Le juge Jacques Trudel a accepté de libérer Sylvain Berthiaume, arrêté lors de l'opération projet Ouest, mais celui-ci devra respecter de sévères conditions, notamment de demeurer à son domicile 24 heures sur 24 sauf pour des fins de travail légitime et des urgences médicales.

Projet Ouest: deux des cinq individus sont libérés

Deux des cinq individus présumément liés au Deimos Crew qui ont subi leur enquête sur caution la semaine passée pourront reprendre leur liberté.
Le juge Jacques Trudel a en effet accepté de libérer Sylvain Berthiaume et Christian Fortin mais sous de sévères conditions. Les deux hommes, qui sont notamment accusés de gangstérisme et de trafic de stupéfiants, devront demeurer à leur domicile 24 heures sur 24 sauf pour des fins de travail légitime et des urgences médicales. Il leur sera interdit de se rendre au local des Deimos Crew à Notre-Dame-du-Mont-Carmel et des autres groupes de motards criminalisés, d'avoir des contacts avec leurs présumés complices sauf en présence de leur avocat.
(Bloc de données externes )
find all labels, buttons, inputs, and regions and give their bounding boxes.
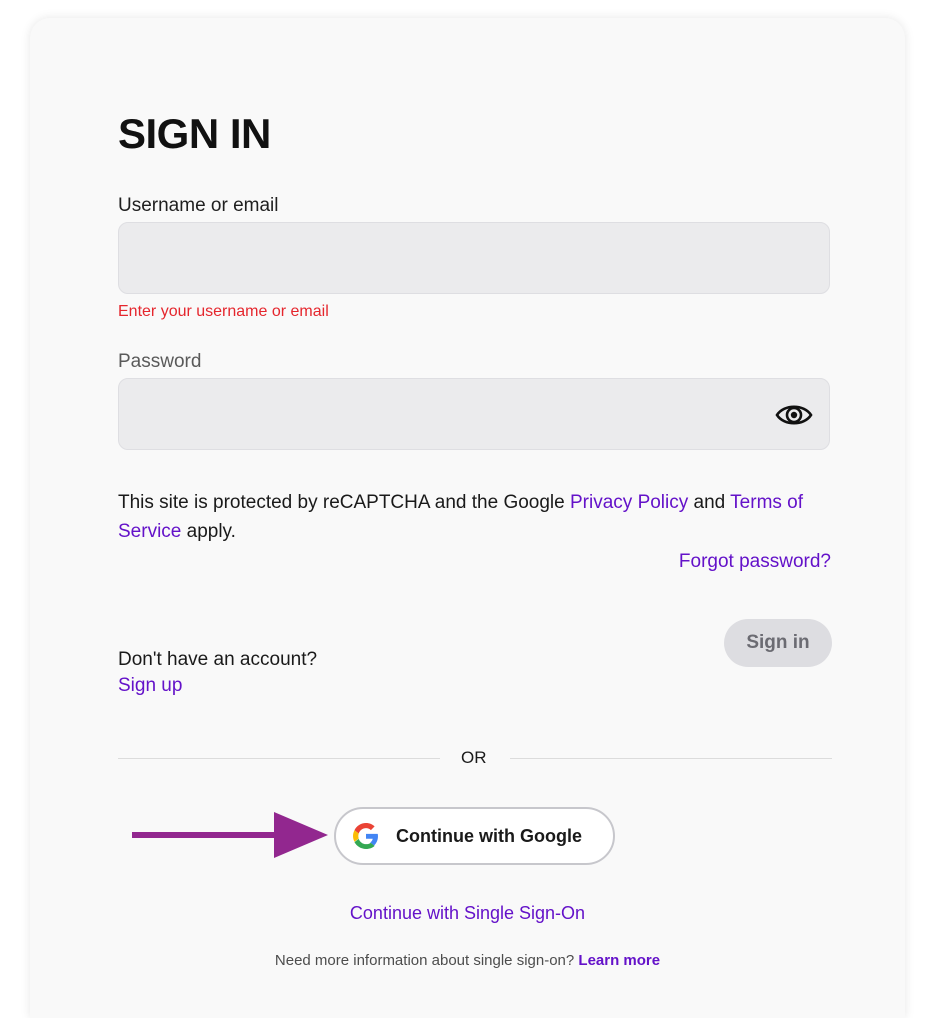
privacy-policy-link[interactable]: Privacy Policy xyxy=(570,492,688,513)
learn-more-link[interactable]: Learn more xyxy=(578,952,660,969)
legal-text-suffix: apply. xyxy=(181,521,236,542)
eye-icon[interactable] xyxy=(774,400,814,430)
google-icon xyxy=(353,823,379,849)
divider-or-text: OR xyxy=(461,748,487,767)
legal-text-prefix: This site is protected by reCAPTCHA and … xyxy=(118,492,570,513)
continue-with-google-button[interactable]: Continue with Google xyxy=(334,807,615,865)
sign-in-button[interactable]: Sign in xyxy=(724,619,832,667)
sso-info-text: Need more information about single sign-… xyxy=(30,952,905,969)
signup-prompt: Don't have an account? xyxy=(118,649,318,670)
legal-text-middle: and xyxy=(688,492,731,513)
username-error: Enter your username or email xyxy=(118,303,329,320)
page-title: SIGN IN xyxy=(118,110,271,157)
recaptcha-notice: This site is protected by reCAPTCHA and … xyxy=(118,488,838,546)
annotation-arrow xyxy=(132,810,330,860)
username-input[interactable] xyxy=(118,222,830,294)
password-input[interactable] xyxy=(118,378,830,450)
sign-in-card: SIGN IN Username or email Enter your use… xyxy=(30,18,905,1018)
divider-left xyxy=(118,758,440,759)
sso-info-prefix: Need more information about single sign-… xyxy=(274,952,575,969)
password-label: Password xyxy=(118,351,202,372)
google-button-label: Continue with Google xyxy=(396,825,582,846)
signup-link[interactable]: Sign up xyxy=(118,675,182,697)
divider-right xyxy=(510,758,832,759)
username-label: Username or email xyxy=(118,195,279,216)
single-sign-on-link[interactable]: Continue with Single Sign-On xyxy=(30,903,905,924)
forgot-password-link[interactable]: Forgot password? xyxy=(679,551,831,573)
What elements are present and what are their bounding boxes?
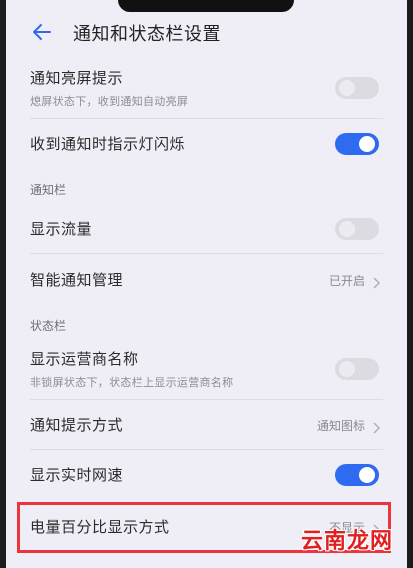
toggle-switch[interactable]	[335, 358, 379, 380]
setting-label: 显示实时网速	[30, 466, 124, 484]
setting-description: 非锁屏状态下，状态栏上显示运营商名称	[30, 376, 234, 389]
setting-label: 显示运营商名称	[30, 350, 139, 368]
toggle-switch[interactable]	[335, 133, 379, 155]
toggle-knob	[339, 361, 355, 377]
toggle-knob	[339, 221, 355, 237]
setting-show-carrier-name[interactable]: 显示运营商名称 非锁屏状态下，状态栏上显示运营商名称	[0, 343, 413, 397]
section-header-status-bar: 状态栏	[30, 319, 67, 333]
setting-label: 通知提示方式	[30, 416, 124, 434]
setting-label: 显示流量	[30, 220, 93, 238]
back-arrow-icon[interactable]	[30, 20, 54, 44]
setting-notification-style[interactable]: 通知提示方式 通知图标	[0, 401, 413, 447]
header: 通知和状态栏设置	[0, 10, 413, 54]
setting-show-data-usage[interactable]: 显示流量	[0, 205, 413, 251]
setting-label: 通知亮屏提示	[30, 69, 124, 87]
divider	[30, 253, 383, 254]
toggle-switch[interactable]	[335, 464, 379, 486]
toggle-knob	[339, 80, 355, 96]
setting-smart-notification[interactable]: 智能通知管理 已开启	[0, 256, 413, 302]
setting-indicator-blink[interactable]: 收到通知时指示灯闪烁	[0, 120, 413, 166]
toggle-knob	[359, 136, 375, 152]
toggle-knob	[359, 467, 375, 483]
chevron-right-icon	[371, 419, 381, 434]
chevron-right-icon	[371, 274, 381, 289]
divider	[30, 118, 383, 119]
section-header-notification-bar: 通知栏	[30, 183, 67, 197]
divider	[30, 399, 383, 400]
setting-notification-wake-screen[interactable]: 通知亮屏提示 熄屏状态下，收到通知自动亮屏	[0, 62, 413, 116]
setting-value: 通知图标	[316, 419, 365, 433]
setting-show-network-speed[interactable]: 显示实时网速	[0, 451, 413, 497]
setting-description: 熄屏状态下，收到通知自动亮屏	[30, 95, 189, 108]
setting-label: 智能通知管理	[30, 271, 124, 289]
toggle-switch[interactable]	[335, 77, 379, 99]
divider	[30, 449, 383, 450]
setting-value: 已开启	[328, 274, 365, 288]
toggle-switch[interactable]	[335, 218, 379, 240]
page-title: 通知和状态栏设置	[73, 24, 221, 45]
setting-label: 收到通知时指示灯闪烁	[30, 135, 186, 153]
watermark: 云南龙网	[300, 529, 393, 554]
Ils ne pourront pas non plus communiquer avec des personnes ayant des antécédents judiciaires, avoir des cellulaires ou autres appareils de télécommunication sauf pour des fins de travail et se rendre dans les bars. Enfin, il leur est interdit de posséder des armes et des stupéfiants. 
Et pour s'assurer du respect de ses conditions, Fortin a dû s'engager financièrement pour une somme de 2000 $ sans dépôt. Son employeur a pour sa part dû verser 5000 $ alors que sa conjointe propose une caution sans dépôt de 1000 $. Dans le cas de Berthiaume, il devra contracter une hypothèque judiciaire sur un terrain lui appartenant pour garantir une somme de 5000 $. Son employeur devra pour sa part s'engager pour une somme de 10 000 $  dont 5000 $ avec dépôt. 
Quant à Éric Sirois, Kiven Ricard et Stéphane Denis, qui font eux aussi face à plusieurs accusations dont celle de gangstérisme (sauf dans le cas de Sirois), leur détention a été ordonnée pour la durée des procédures judiciaires. 
Pour rendre sa décision, le juge a tenu compte de plusieurs facteurs comme la preuve présentée par la Couronne, leur rôle dans l'organisation criminelle, leur niveau de participation, leur profil, leur mode de vie, leur situation personnelle et familiale ainsi que les garanties qu'ils proposaient. Une ordonnance de non-publication nous interdit cependant de dévoiler le contenu de la preuve à ce stade des procédures. 
D'emblée, le juge a rejeté leur suggestion de se munir d'un bracelet électronique avec GPS. Selon lui, il ne s'agit pas d'un moyen suffisant pour prévenir la récidive surtout en matière de trafic de stupéfiants perpétré par les présumés membres d'un groupe de motards criminalisés. Qui plus est, ce système exige des coûts importants qui doivent être assumés par les prévenus et la mise en place de ressources policières assignées au dispositif en cas d'alarme. 
Rappelons que ces individus ont été arrêtés en même temps qu'une trentaine d'autres dans le cadre du projet Ouest mené par l'Escouade régionale mixte de la Mauricie. La police estime avoir réussi à démanteler un club-école des Hells Angels à Trois-Rivières, soit les Deimos Crew. Ces derniers sont soupçonnés d'avoir eu le contrôle exclusif de la vente de cocaïne, de méthamphétamines et du cannabis dans notre région. 
Les 14, 15 et 16 août, ce sera au tour du Hells Angels et parrain des Deimos Crew Paul Magnan, de Jean-Claude Binet, de Sylvain Lahaie et de Richard Tessier de subir eux aussi une enquête sur caution.